Medical Studies Supply of Medical Services

Time Allocation in Primary Care Visits

A new study by Tai-Seale, McGuire, and Zhang (HSR 2007) analyzes how primary care physicians allocate their time in a typical office visit. The authors use data from 392 videotaped office visits conducted in three settings: 1) a salaried group practice in an academic medical center (AMC), 2) a managed care group (MCG), and a fee-for-service inner city solo (ICS) practitioners with an Independent Practice Association contract. The authors found that the average length of a visit was 17.4 minutes but the median visit length was only 15.7 minutes.


Total AMC MCG ICS
Median visit Length 15.7 23.3 13.4 9.7
Median time spent on Major topic 5.3 6.7 4.8 3.2
Median time spent on Minor topic 1.1 1.4 0.9 0.7
         

The data above show that only about 5 minutes was spent on discussing the major issue facing the patient. For minor issues, the doctor and patient only spent one minute discussing the issue. We see that physicians at the AMC spent the most time with their patient while the physicians at the ICS spent the least. The authors find that “…while time spent by the patient and physician on a topic responds to many factors, time of the visit overall is much less malleable.”
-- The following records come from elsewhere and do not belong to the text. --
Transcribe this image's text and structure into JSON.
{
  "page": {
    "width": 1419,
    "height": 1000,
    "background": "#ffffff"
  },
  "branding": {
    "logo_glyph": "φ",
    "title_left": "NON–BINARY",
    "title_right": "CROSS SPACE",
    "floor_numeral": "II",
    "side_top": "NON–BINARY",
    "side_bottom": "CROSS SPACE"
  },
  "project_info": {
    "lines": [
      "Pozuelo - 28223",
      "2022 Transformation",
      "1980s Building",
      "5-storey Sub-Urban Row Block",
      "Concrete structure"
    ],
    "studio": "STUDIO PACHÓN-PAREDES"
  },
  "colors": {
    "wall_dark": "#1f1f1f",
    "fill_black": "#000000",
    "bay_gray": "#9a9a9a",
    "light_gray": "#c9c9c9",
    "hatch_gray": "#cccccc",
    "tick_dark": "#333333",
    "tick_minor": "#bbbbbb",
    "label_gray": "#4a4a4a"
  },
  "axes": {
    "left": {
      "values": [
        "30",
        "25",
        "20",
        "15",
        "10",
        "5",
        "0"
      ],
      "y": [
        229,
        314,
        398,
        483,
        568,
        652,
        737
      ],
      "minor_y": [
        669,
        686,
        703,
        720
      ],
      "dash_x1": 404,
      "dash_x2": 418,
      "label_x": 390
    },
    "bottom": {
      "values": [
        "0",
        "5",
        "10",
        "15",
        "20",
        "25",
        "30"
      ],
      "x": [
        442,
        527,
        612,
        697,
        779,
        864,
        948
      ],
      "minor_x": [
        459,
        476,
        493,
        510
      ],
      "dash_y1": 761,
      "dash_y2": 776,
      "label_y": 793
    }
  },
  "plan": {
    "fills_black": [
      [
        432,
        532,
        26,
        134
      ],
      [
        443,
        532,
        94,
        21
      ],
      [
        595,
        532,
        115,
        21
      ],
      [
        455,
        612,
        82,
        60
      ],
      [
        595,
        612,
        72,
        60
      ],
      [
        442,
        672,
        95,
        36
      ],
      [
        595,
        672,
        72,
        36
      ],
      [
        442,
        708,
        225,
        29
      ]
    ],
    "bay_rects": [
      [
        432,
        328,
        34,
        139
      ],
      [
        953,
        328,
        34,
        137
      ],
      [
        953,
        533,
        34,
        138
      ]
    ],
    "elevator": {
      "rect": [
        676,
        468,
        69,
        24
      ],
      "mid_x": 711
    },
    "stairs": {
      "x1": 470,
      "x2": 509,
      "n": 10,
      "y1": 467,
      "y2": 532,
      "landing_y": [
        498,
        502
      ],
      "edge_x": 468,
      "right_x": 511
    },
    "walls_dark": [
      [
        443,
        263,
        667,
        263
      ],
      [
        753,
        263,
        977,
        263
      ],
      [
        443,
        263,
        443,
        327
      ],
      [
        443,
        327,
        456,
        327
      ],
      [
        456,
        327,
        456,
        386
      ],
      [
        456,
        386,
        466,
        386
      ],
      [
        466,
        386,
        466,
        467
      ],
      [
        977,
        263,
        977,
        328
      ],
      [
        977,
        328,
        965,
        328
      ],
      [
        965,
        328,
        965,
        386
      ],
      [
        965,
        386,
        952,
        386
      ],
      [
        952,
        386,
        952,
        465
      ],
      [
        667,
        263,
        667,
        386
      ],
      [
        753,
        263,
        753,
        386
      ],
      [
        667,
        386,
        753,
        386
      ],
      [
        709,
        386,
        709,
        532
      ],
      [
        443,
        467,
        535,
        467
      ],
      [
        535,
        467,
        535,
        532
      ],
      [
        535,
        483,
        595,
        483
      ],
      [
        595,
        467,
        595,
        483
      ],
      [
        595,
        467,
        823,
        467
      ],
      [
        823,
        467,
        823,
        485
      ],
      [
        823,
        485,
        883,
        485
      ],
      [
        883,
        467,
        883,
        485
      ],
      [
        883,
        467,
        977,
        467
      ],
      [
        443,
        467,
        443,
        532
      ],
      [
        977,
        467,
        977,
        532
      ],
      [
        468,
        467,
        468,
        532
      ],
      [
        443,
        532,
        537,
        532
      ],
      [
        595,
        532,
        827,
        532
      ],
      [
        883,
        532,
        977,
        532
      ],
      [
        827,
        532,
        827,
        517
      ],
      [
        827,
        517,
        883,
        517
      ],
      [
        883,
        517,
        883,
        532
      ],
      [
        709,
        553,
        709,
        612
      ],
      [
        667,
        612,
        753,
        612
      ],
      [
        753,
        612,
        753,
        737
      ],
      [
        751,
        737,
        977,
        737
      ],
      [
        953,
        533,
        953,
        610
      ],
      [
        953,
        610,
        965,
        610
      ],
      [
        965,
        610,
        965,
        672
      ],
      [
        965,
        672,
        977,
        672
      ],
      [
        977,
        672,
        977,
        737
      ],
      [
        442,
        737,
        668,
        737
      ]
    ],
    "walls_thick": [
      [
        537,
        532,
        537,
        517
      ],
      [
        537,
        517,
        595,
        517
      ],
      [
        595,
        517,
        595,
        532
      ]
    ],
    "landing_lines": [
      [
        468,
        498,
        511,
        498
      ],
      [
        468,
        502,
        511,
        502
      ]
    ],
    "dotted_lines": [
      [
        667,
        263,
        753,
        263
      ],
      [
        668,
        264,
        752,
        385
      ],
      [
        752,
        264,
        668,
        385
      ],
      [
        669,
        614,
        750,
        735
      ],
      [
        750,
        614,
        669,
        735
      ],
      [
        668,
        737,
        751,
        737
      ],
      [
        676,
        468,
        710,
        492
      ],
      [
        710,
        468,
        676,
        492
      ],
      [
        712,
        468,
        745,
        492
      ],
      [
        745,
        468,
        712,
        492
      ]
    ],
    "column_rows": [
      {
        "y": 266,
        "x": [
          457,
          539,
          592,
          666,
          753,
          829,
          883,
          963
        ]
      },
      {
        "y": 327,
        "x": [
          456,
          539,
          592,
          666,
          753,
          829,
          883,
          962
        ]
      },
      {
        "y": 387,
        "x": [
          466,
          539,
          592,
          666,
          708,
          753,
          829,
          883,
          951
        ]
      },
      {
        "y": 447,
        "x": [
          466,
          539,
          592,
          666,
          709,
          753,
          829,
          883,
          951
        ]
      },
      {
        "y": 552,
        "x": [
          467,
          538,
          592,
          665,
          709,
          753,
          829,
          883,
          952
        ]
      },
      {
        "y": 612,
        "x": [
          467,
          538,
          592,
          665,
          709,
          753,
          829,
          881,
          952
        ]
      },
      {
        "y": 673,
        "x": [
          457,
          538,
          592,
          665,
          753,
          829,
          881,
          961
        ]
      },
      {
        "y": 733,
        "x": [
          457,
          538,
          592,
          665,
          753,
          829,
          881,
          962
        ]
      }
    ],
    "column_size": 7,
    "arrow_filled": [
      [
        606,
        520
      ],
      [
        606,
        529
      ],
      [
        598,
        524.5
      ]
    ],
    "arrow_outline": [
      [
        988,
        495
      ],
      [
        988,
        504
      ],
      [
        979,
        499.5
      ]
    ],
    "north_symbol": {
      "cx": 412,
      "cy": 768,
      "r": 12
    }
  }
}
The paper also notes that “[i]ncentives in prevailing physician payments favor procedure-based patient care over time-intensive evaluation and management care.” One could easily imagine a system with a flexible physician schedule. The patient could schedule a standard 15 minute appointment for the usual co-pay, or could pay the physician extra if they wanted a 20 minute, 30 minute or 1 hour appointment. This way, the physician would be reimbursed for their time. If the insurance company paid for these extra minutes, the physicians would have an incentive to exaggerate the number of minutes spent on each patient. Thus, a likely solution is for the insurance company to pay for the base appointment length (15 minutes) and anything over this the patient will have to pay for.